Habiéndose encarnado Dios, tomando la naturaleza humana, dice san Pablo que ante el “nombre de Jesús se doble toda rodilla de los que están en los cielos, y en la tierra, y debajo de la tierra; y toda lengua confiese que Jesucristo es el Señor” (Fil 2, 10).

El gesto de arrodillarse, dice el Papa Francisco en su carta sobre Liturgia, debe hacerse con plena conciencia de su significado simbólico y de la necesidad que tenemos de expresar, mediante este gesto, nuestro modo de estar en presencia del Señor (cfr. n.53).

Un mismo gesto puede tener varios significados. Por ejemplo, podemos arrodillarnos para adorar a Dios, para pedirle perdón por nuestros pecados, para humillar nuestro orgullo, para entregar a Dios nuestro dolor por ofenderle; para suplicarle su intervención; para agradecerle un don recibido. Aunque se trate de la misma postura puede significar algo distinto cada vez, es un acto nuevo. Por eso importa darse cuenta del por qué se hacen dichos gestos.

2) Para pensar

En Belén, en el lugar donde nació Jesús, se halla actualmente una iglesia, cuya entrada es una pequeña abertura de un metro y medio de altura. Para entrar hay que inclinarse. Antes era muy grande, de más de cinco metros de altura, pero la tapiaron para proteger el lugar de los asaltos y evitar que la profanaran entrando con todo y caballo a la casa de Dios.

El adviento nos invita a humillarnos. Como decía el Papa Benedicto XVI: “si queremos encontrar al Dios que ha aparecido como niño, hemos de apearnos del caballo de nuestra razón ‘ilustrada’. Debemos deponer nuestras falsas certezas, nuestra soberbia intelectual, que nos impide percibir la proximidad de Dios”.

Pensemos si fomentamos una actitud humilde en estos días alrededor de la Navidad para facilitar el encuentro con Jesús.

3) Para vivir

Se cuenta que un día se presentó a san Vicente Ferrer un famoso asaltador de caminos y le suplicó de rodillas que lo confesara. El santo, encontrándolo verdaderamente arrepentido, le dio la absolución y le impuso una penitencia de siete años. El asesino le dijo que consideraba que era poca la penitencia por todos sus pecados, que eran muchos. Entonces le dijo: “Bueno, haz sólo tres días de ayuno”. El bandido se sorprendió. “¿Cómo? ¿Me la disminuye?”, y rompió en amargo llanto. Viendo el santo qué grande era su contrición, le añadió: “Reza sólo un Padrenuestro y un Avemaría, sin más”. Entonces fue tal el arrepentimiento de aquel asesino, que, apenas hubo rezado el padrenuestro, cayó muerto a los pies del confesor.

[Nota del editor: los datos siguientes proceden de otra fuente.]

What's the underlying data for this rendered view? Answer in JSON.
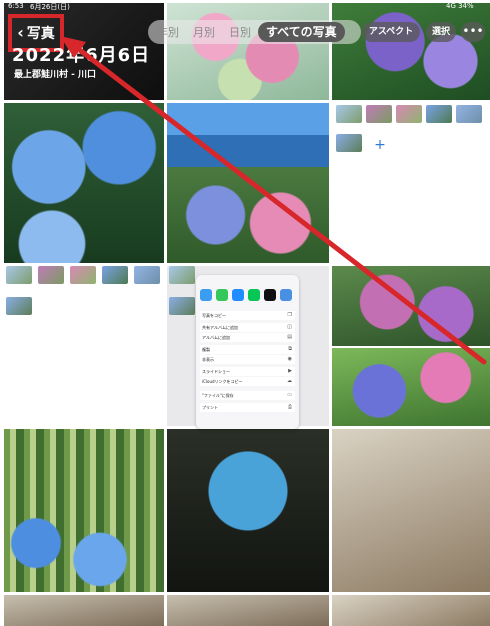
{
  "status": {
    "time": "6:53",
    "date": "6月26日(日)",
    "right": "4G 34%"
  },
  "header": {
    "back_label": "写真",
    "date_title": "2022年6月6日",
    "location": "最上郡鮭川村 - 川口"
  },
  "view_tabs": [
    {
      "label": "年別",
      "active": false
    },
    {
      "label": "月別",
      "active": false
    },
    {
      "label": "日別",
      "active": false
    },
    {
      "label": "すべての写真",
      "active": true
    }
  ],
  "actions": {
    "aspect_label": "アスペクト",
    "select_label": "選択",
    "more_label": "•••"
  },
  "share_sheet": {
    "items": [
      {
        "label": "写真をコピー",
        "icon": "copy-icon"
      },
      {
        "label": "共有アルバムに追加",
        "icon": "shared-album-icon"
      },
      {
        "label": "アルバムに追加",
        "icon": "album-icon"
      },
      {
        "label": "複製",
        "icon": "duplicate-icon"
      },
      {
        "label": "非表示",
        "icon": "hide-icon"
      },
      {
        "label": "スライドショー",
        "icon": "slideshow-icon"
      },
      {
        "label": "iCloudリンクをコピー",
        "icon": "cloud-link-icon"
      },
      {
        "label": "\"ファイル\"に保存",
        "icon": "files-icon"
      },
      {
        "label": "プリント",
        "icon": "print-icon"
      }
    ]
  },
  "add_label": "+",
  "colors": {
    "highlight": "#d8272a",
    "accent": "#2f79d6"
  }
}
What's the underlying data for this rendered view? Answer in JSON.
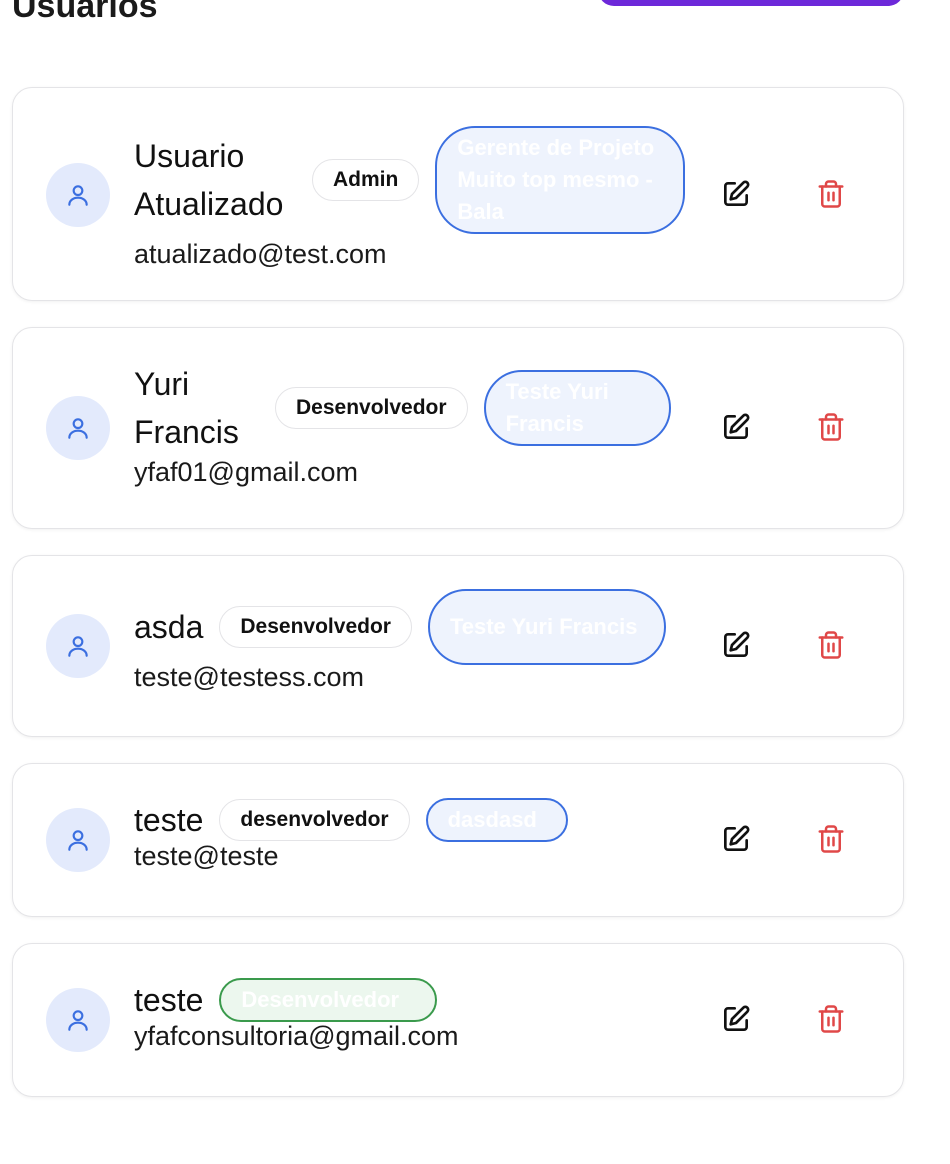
{
  "page": {
    "title": "Usuarios"
  },
  "users": [
    {
      "name": "Usuario Atualizado",
      "email": "atualizado@test.com",
      "role": "Admin",
      "position": "Gerente de Projeto Muito top mesmo - Bala"
    },
    {
      "name": "Yuri Francis",
      "email": "yfaf01@gmail.com",
      "role": "Desenvolvedor",
      "position": "Teste Yuri Francis"
    },
    {
      "name": "asda",
      "email": "teste@testess.com",
      "role": "Desenvolvedor",
      "position": "Teste Yuri Francis"
    },
    {
      "name": "teste",
      "email": "teste@teste",
      "role": "desenvolvedor",
      "position": "dasdasd"
    },
    {
      "name": "teste",
      "email": "yfafconsultoria@gmail.com",
      "position": "Desenvolvedor"
    }
  ],
  "colors": {
    "primary_button": "#6d28d9",
    "avatar_bg": "#e3eafc",
    "avatar_icon": "#3b6fe0",
    "position_border_blue": "#3b6fe0",
    "position_border_green": "#3a9a4c",
    "delete_icon": "#e04848"
  },
  "icons": {
    "avatar": "user-icon",
    "edit": "pencil-square-icon",
    "delete": "trash-icon"
  }
}
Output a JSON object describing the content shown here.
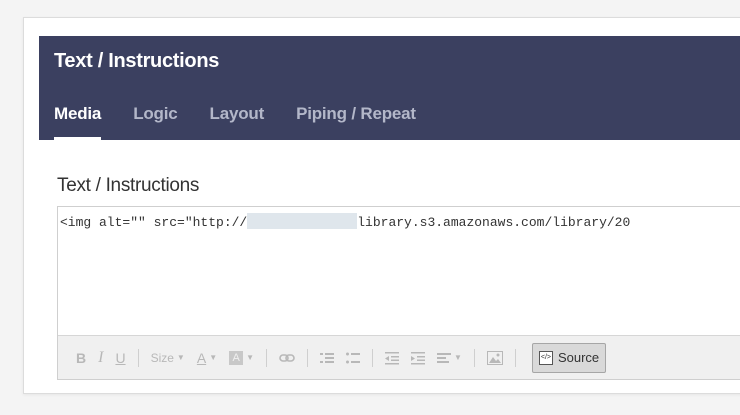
{
  "modal": {
    "title": "Text / Instructions"
  },
  "tabs": [
    {
      "label": "Media",
      "active": true
    },
    {
      "label": "Logic",
      "active": false
    },
    {
      "label": "Layout",
      "active": false
    },
    {
      "label": "Piping / Repeat",
      "active": false
    }
  ],
  "field": {
    "label": "Text / Instructions"
  },
  "editor": {
    "code_prefix": "<img alt=\"\" src=\"http://",
    "code_suffix": "library.s3.amazonaws.com/library/20"
  },
  "toolbar": {
    "bold": "B",
    "italic": "I",
    "underline": "U",
    "size_label": "Size",
    "text_color": "A",
    "bg_color": "A",
    "source_label": "Source"
  },
  "colors": {
    "header_bg": "#3b4060",
    "tab_active": "#ffffff",
    "tab_inactive": "#b3b7c9"
  }
}
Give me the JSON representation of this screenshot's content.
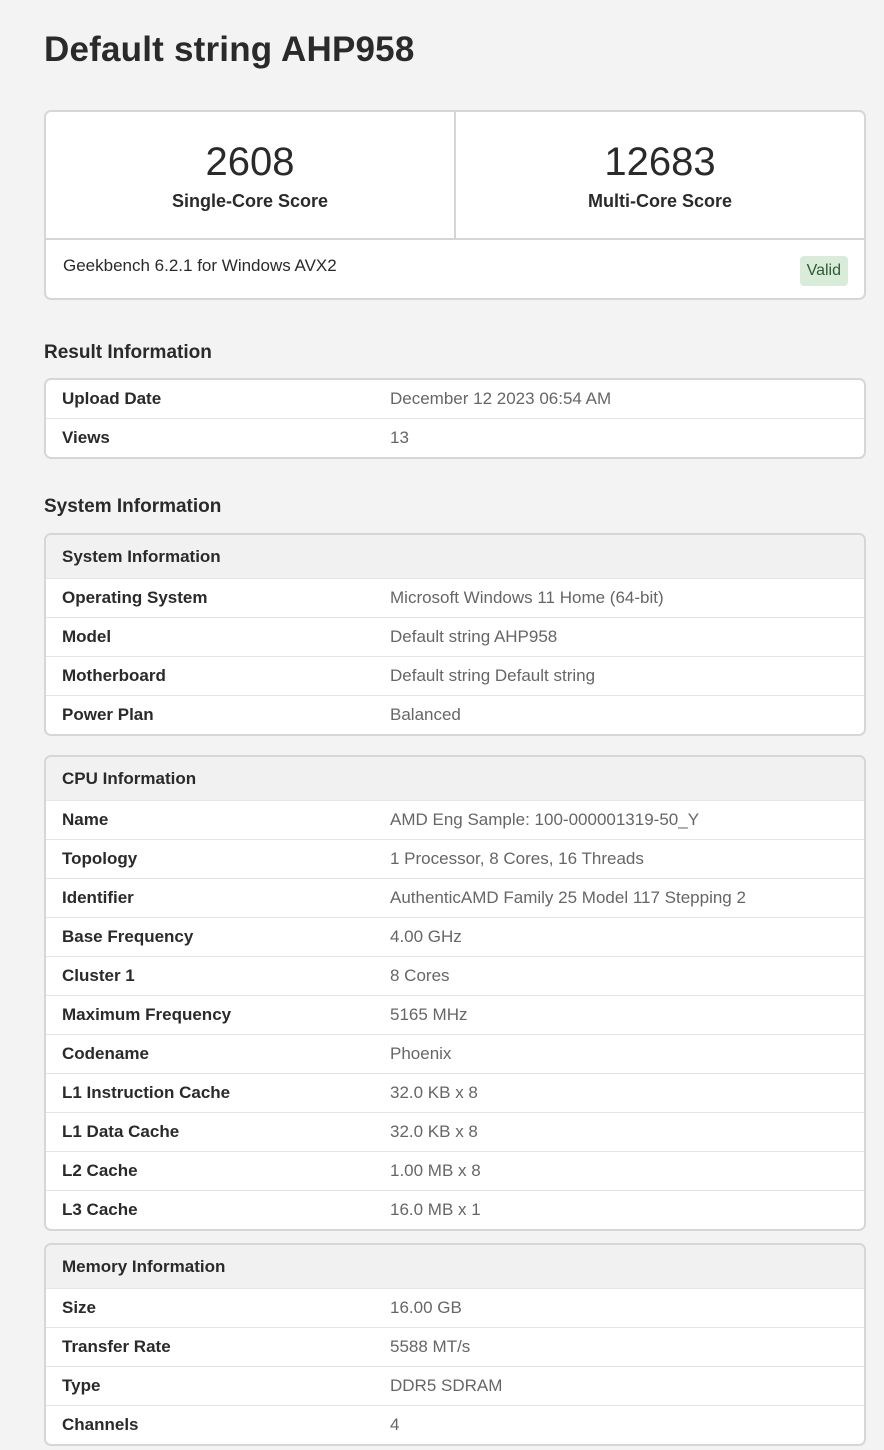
{
  "title": "Default string AHP958",
  "scores": {
    "single_value": "2608",
    "single_label": "Single-Core Score",
    "multi_value": "12683",
    "multi_label": "Multi-Core Score",
    "version": "Geekbench 6.2.1 for Windows AVX2",
    "status": "Valid"
  },
  "result_information": {
    "heading": "Result Information",
    "rows": [
      {
        "key": "Upload Date",
        "value": "December 12 2023 06:54 AM"
      },
      {
        "key": "Views",
        "value": "13"
      }
    ]
  },
  "system_information_heading": "System Information",
  "system_information": {
    "heading": "System Information",
    "rows": [
      {
        "key": "Operating System",
        "value": "Microsoft Windows 11 Home (64-bit)"
      },
      {
        "key": "Model",
        "value": "Default string AHP958"
      },
      {
        "key": "Motherboard",
        "value": "Default string Default string"
      },
      {
        "key": "Power Plan",
        "value": "Balanced"
      }
    ]
  },
  "cpu_information": {
    "heading": "CPU Information",
    "rows": [
      {
        "key": "Name",
        "value": "AMD Eng Sample: 100-000001319-50_Y"
      },
      {
        "key": "Topology",
        "value": "1 Processor, 8 Cores, 16 Threads"
      },
      {
        "key": "Identifier",
        "value": "AuthenticAMD Family 25 Model 117 Stepping 2"
      },
      {
        "key": "Base Frequency",
        "value": "4.00 GHz"
      },
      {
        "key": "Cluster 1",
        "value": "8 Cores"
      },
      {
        "key": "Maximum Frequency",
        "value": "5165 MHz"
      },
      {
        "key": "Codename",
        "value": "Phoenix"
      },
      {
        "key": "L1 Instruction Cache",
        "value": "32.0 KB x 8"
      },
      {
        "key": "L1 Data Cache",
        "value": "32.0 KB x 8"
      },
      {
        "key": "L2 Cache",
        "value": "1.00 MB x 8"
      },
      {
        "key": "L3 Cache",
        "value": "16.0 MB x 1"
      }
    ]
  },
  "memory_information": {
    "heading": "Memory Information",
    "rows": [
      {
        "key": "Size",
        "value": "16.00 GB"
      },
      {
        "key": "Transfer Rate",
        "value": "5588 MT/s"
      },
      {
        "key": "Type",
        "value": "DDR5 SDRAM"
      },
      {
        "key": "Channels",
        "value": "4"
      }
    ]
  },
  "colors": {
    "page_background": "#f3f3f3",
    "valid_badge_background": "#d8ecd9",
    "valid_badge_text": "#2f5b33"
  }
}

A los pocos días, el alma de aquel afortunado penitente se apareció al santo y le dijo que ya estaba en el Cielo porque había tenido un dolor perfecto y sumo, y que se le aparecía para que lo contase y les sirviera de aliento a muchos.

Arrodillarse, decía Benedicto XVI, es la representación corporal más conmovedora de la piedad cristiana, en la que, por una parte, miramos alzando la vista hacia Él, y por otra, permanecemos inclinados.